I have been given a line in 3D space whose equation is x+y+2z-3=2x+3y+4z-4=0.
But what kind of equation is this? This is not a standard equation and I have never seen such an equation of line. It seems to me a plane instead of a line. Can anyone help me convert this into standard form?

 

[vanhees71]

You have two equations between the three coordinates, i.e., you have one independent parameter. You can take, e.g., $x$ as this independent parameter and solve for $y$ and $z$. Then you get a parameter representation of a curve
$$\vec{r}(x)=\begin{pmatrix} x \\ y(x) \\ z(x) \end{pmatrix}.$$
Because the system of equations is linear this curve is a straight line.

 

[ehild]

Homework Statement

I have been given a line in 3D space whose equation is x+y+2z-3=2x+3y+4z-4=0.
But what kind of equation is this?
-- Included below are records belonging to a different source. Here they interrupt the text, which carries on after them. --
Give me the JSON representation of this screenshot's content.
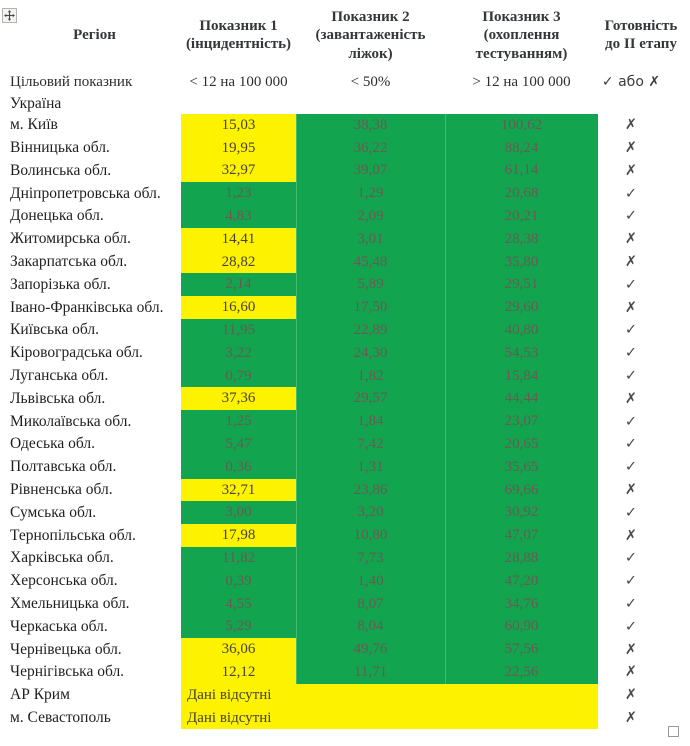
{
  "colors": {
    "green": "#13a44f",
    "yellow": "#fdf300",
    "text_on_green": "#6a5a52",
    "text_on_yellow": "#474334",
    "header_text": "#34383b",
    "region_text": "#1f1f1f",
    "mark": "#4b4b4b"
  },
  "handles": {
    "move_handle": "table-move-cross",
    "resize_handle": "table-resize-square"
  },
  "table": {
    "headers": {
      "region": "Регіон",
      "indicator1": "Показник 1 (інцидентність)",
      "indicator2": "Показник 2 (завантаженість ліжок)",
      "indicator3": "Показник 3 (охоплення тестуванням)",
      "readiness": "Готовність до ІІ етапу"
    },
    "target_row": {
      "label": "Цільовий показник",
      "indicator1": "< 12 на 100 000",
      "indicator2": "< 50%",
      "indicator3": "> 12 на 100 000",
      "readiness": "✓ або ✗"
    },
    "country_row": {
      "label": "Україна"
    },
    "no_data_text": "Дані відсутні",
    "marks": {
      "ready": "✓",
      "not_ready": "✗"
    },
    "rows": [
      {
        "region": "м. Київ",
        "v1": "15,03",
        "v1_state": "yellow",
        "v2": "38,38",
        "v3": "100,62",
        "ready": false
      },
      {
        "region": "Вінницька обл.",
        "v1": "19,95",
        "v1_state": "yellow",
        "v2": "36,22",
        "v3": "88,24",
        "ready": false
      },
      {
        "region": "Волинська обл.",
        "v1": "32,97",
        "v1_state": "yellow",
        "v2": "39,07",
        "v3": "61,14",
        "ready": false
      },
      {
        "region": "Дніпропетровська обл.",
        "v1": "1,23",
        "v1_state": "green",
        "v2": "1,29",
        "v3": "20,68",
        "ready": true
      },
      {
        "region": "Донецька обл.",
        "v1": "4,83",
        "v1_state": "green",
        "v2": "2,09",
        "v3": "20,21",
        "ready": true
      },
      {
        "region": "Житомирська обл.",
        "v1": "14,41",
        "v1_state": "yellow",
        "v2": "3,01",
        "v3": "28,38",
        "ready": false
      },
      {
        "region": "Закарпатська обл.",
        "v1": "28,82",
        "v1_state": "yellow",
        "v2": "45,48",
        "v3": "35,80",
        "ready": false
      },
      {
        "region": "Запорізька обл.",
        "v1": "2,14",
        "v1_state": "green",
        "v2": "5,89",
        "v3": "29,51",
        "ready": true
      },
      {
        "region": "Івано-Франківська обл.",
        "v1": "16,60",
        "v1_state": "yellow",
        "v2": "17,50",
        "v3": "29,60",
        "ready": false
      },
      {
        "region": "Київська обл.",
        "v1": "11,95",
        "v1_state": "green",
        "v2": "22,89",
        "v3": "40,80",
        "ready": true
      },
      {
        "region": "Кіровоградська обл.",
        "v1": "3,22",
        "v1_state": "green",
        "v2": "24,30",
        "v3": "54,53",
        "ready": true
      },
      {
        "region": "Луганська обл.",
        "v1": "0,79",
        "v1_state": "green",
        "v2": "1,82",
        "v3": "15,84",
        "ready": true
      },
      {
        "region": "Львівська обл.",
        "v1": "37,36",
        "v1_state": "yellow",
        "v2": "29,57",
        "v3": "44,44",
        "ready": false
      },
      {
        "region": "Миколаївська обл.",
        "v1": "1,25",
        "v1_state": "green",
        "v2": "1,84",
        "v3": "23,07",
        "ready": true
      },
      {
        "region": "Одеська обл.",
        "v1": "5,47",
        "v1_state": "green",
        "v2": "7,42",
        "v3": "20,65",
        "ready": true
      },
      {
        "region": "Полтавська обл.",
        "v1": "0,36",
        "v1_state": "green",
        "v2": "1,31",
        "v3": "35,65",
        "ready": true
      },
      {
        "region": "Рівненська обл.",
        "v1": "32,71",
        "v1_state": "yellow",
        "v2": "23,86",
        "v3": "69,66",
        "ready": false
      },
      {
        "region": "Сумська обл.",
        "v1": "3,00",
        "v1_state": "green",
        "v2": "3,20",
        "v3": "30,92",
        "ready": true
      },
      {
        "region": "Тернопільська обл.",
        "v1": "17,98",
        "v1_state": "yellow",
        "v2": "10,80",
        "v3": "47,07",
        "ready": false
      },
      {
        "region": "Харківська обл.",
        "v1": "11,82",
        "v1_state": "green",
        "v2": "7,73",
        "v3": "28,88",
        "ready": true
      },
      {
        "region": "Херсонська обл.",
        "v1": "0,39",
        "v1_state": "green",
        "v2": "1,40",
        "v3": "47,20",
        "ready": true
      },
      {
        "region": "Хмельницька обл.",
        "v1": "4,55",
        "v1_state": "green",
        "v2": "8,07",
        "v3": "34,76",
        "ready": true
      },
      {
        "region": "Черкаська обл.",
        "v1": "5,29",
        "v1_state": "green",
        "v2": "8,04",
        "v3": "60,90",
        "ready": true
      },
      {
        "region": "Чернівецька обл.",
        "v1": "36,06",
        "v1_state": "yellow",
        "v2": "49,76",
        "v3": "57,56",
        "ready": false
      },
      {
        "region": "Чернігівська обл.",
        "v1": "12,12",
        "v1_state": "yellow",
        "v2": "11,71",
        "v3": "22,56",
        "ready": false
      },
      {
        "region": "АР Крим",
        "no_data": true,
        "ready": false
      },
      {
        "region": "м. Севастополь",
        "no_data": true,
        "ready": false
      }
    ]
  }
}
This is not a standard equation and I have never seen such an equation of line. It seems to me a plane instead of a line. Can anyone help me convert this into standard form?
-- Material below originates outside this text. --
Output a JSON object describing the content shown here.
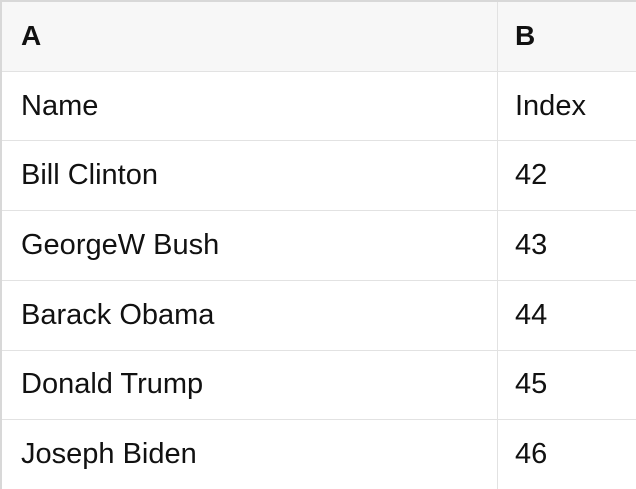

x+y+2z-3=0 and 2x+3y+4z-4=0 are equations of two planes. All common points of both planes make the intersection of those planes, which is a straight line.

ehild

 

[HallsofIvy]

The question is what do you consider the "standard form" for a line? There are two forms usually used for lines in three dimensions:
The "symmetric form" Ax+ By+ Cz+ D= Ex+ Fy+ Gz+ H= Ix+ Jy+ Kz+ L which is the form you already have and, as ehild says, can be interpreted as defining the line as the intersection of two planes.

The "parametric form" where x= f(t), y= g(t), z= h(t) for some parameter t. This can be interpreted as an object moving along a line with t giving the time.

 

[Ray Vickson]

Homework Statement

I have been given a line in 3D space whose equation is x+y+2z-3=2x+3y+4z-4=0.
But what kind of equation is this? This is not a standard equation and I have never seen such an equation of line. It seems to me a plane instead of a line. Can anyone help me convert this into standard form?
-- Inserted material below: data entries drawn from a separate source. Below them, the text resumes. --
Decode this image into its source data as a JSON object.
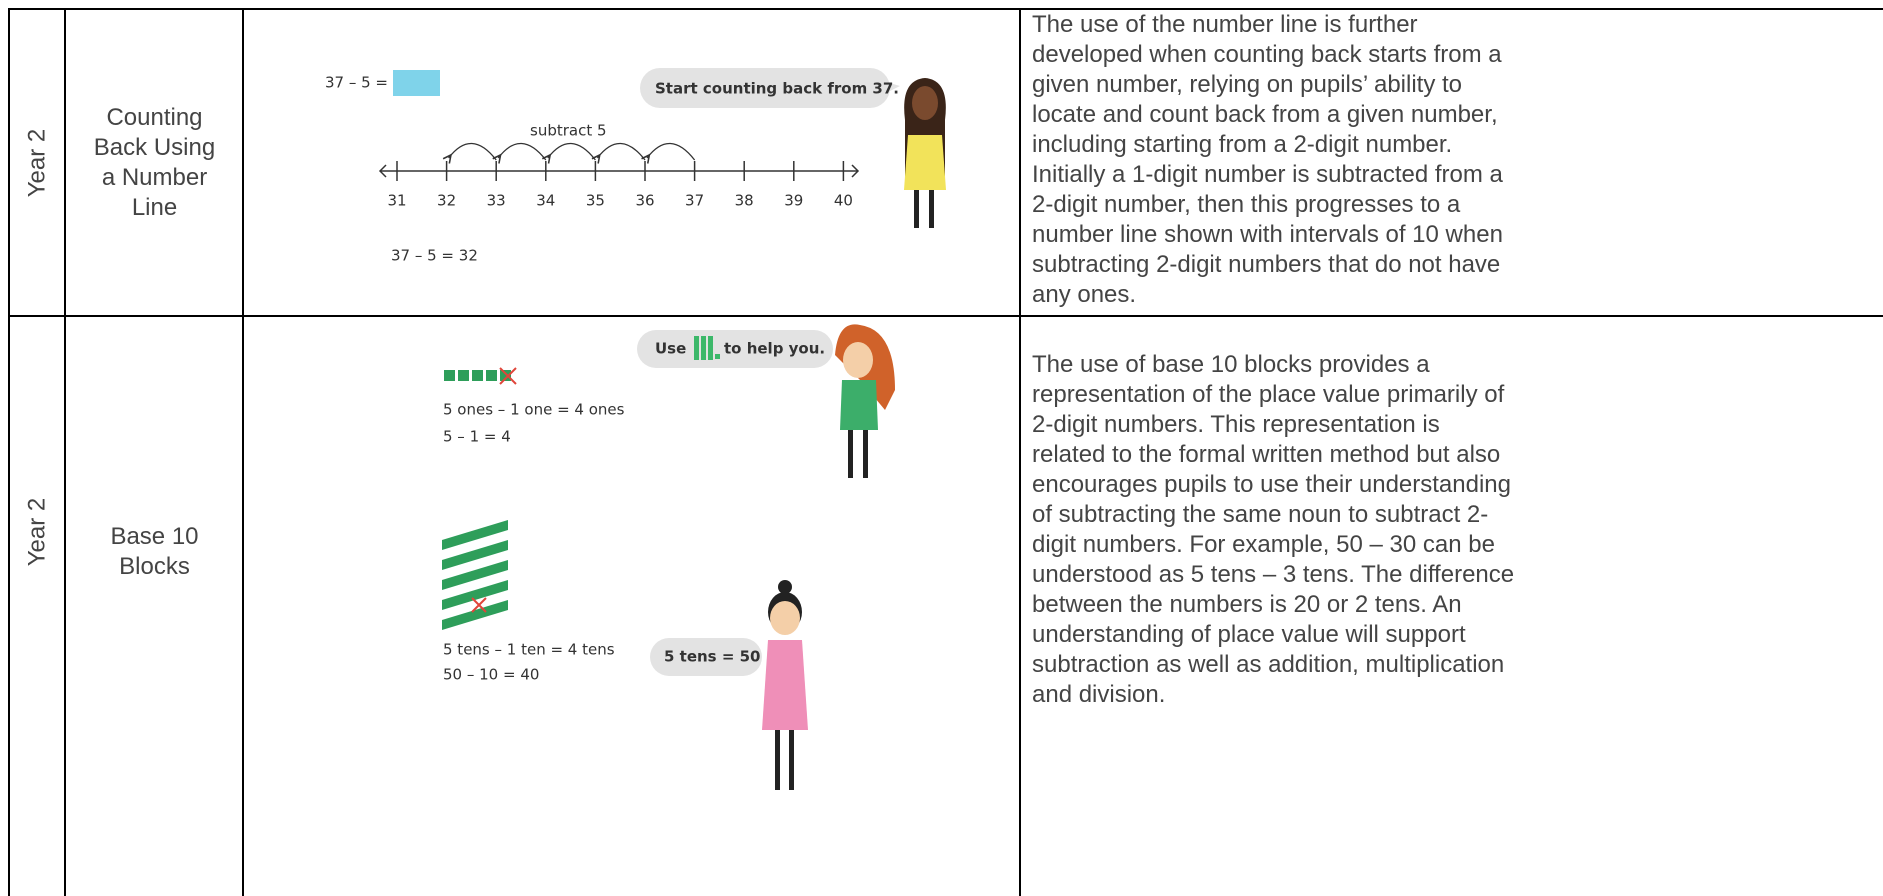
{
  "table": {
    "rows": [
      {
        "year": "Year 2",
        "topic": "Counting Back Using a Number Line",
        "illustration": {
          "equation": "37 – 5 =",
          "speech": "Start counting back from 37.",
          "arc_label": "subtract 5",
          "number_line": [
            31,
            32,
            33,
            34,
            35,
            36,
            37,
            38,
            39,
            40
          ],
          "answer": "37 – 5 = 32"
        },
        "description": [
          "The use of the number line is further",
          "developed when counting back starts from a",
          "given number, relying on pupils’ ability to",
          "locate and count back from a given number,",
          "including starting from a 2-digit number.",
          "Initially a 1-digit number is subtracted from a",
          "2-digit number, then this progresses to a",
          "number line shown with intervals of 10 when",
          "subtracting 2-digit numbers that do not have",
          "any ones."
        ]
      },
      {
        "year": "Year 2",
        "topic": "Base 10 Blocks",
        "illustration": {
          "speech_start": "Use",
          "speech_end": "to help you.",
          "ones_statement": "5 ones – 1 one = 4 ones",
          "ones_equation": "5 – 1 = 4",
          "tens_statement": "5 tens – 1 ten = 4 tens",
          "tens_equation": "50 – 10 = 40",
          "speech_tens": "5 tens = 50"
        },
        "description": [
          "The use of base 10 blocks provides a",
          "representation of the place value primarily of",
          "2-digit numbers. This representation is",
          "related to the formal written method but also",
          "encourages pupils to use their understanding",
          "of subtracting the same noun to subtract 2-",
          "digit numbers. For example, 50 – 30 can be",
          "understood as 5 tens – 3 tens. The difference",
          "between the numbers is 20 or 2 tens. An",
          "understanding of place value will support",
          "subtraction as well as addition, multiplication",
          "and division."
        ]
      }
    ]
  }
}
It looks like you are given a badly-written pair of linear equations, namely, x+y+2z-3 = 0 and 2x+3y+4z-4=0. As others have said, this describes two (non-parallel) planes in 3D, so taken together they describe a line. You can get a parametric form by solving for two of the variables in terms of the third; for example, solve for x and y in terms of z. Again, as others have said, I don't know what you regard as a "standard form".

 

[utkarshakash]

Thanks to all of you!

 

[utkarshakash]

When I assume x=t z can be expressed in terms of t but what about y? By solving I get y=-2. How should I express it in terms of t?

 

[HallsofIvy]

x+y+2z-3=2x+3y+4z-4=0.

Taking x= t, we then have t+ y+ 2z- 3= 0 and 2t+ 3y+ 4z- 4= 0 or
y+ 2z= 3- t and 3y+ 4z= 4- 2t.
Multiplying the first equation by 2, 2y+ 4z= 6- 2t. Subtracting that from the second equation,
y= (4- 2t)- (6- 2t)= -2 for all t. That is what you have. Excellent! That says that y is a contstant not depending on t. If you like, you can write it as y= -2+ 0t but just "y= -2" is correct.

 

[Ray Vickson]

When I assume x=t z can be expressed in terms of t but what about y? By solving I get y=-2. How should I express it in terms of t?

What is wrong with the simple parametric equation y = -2 + 0*t?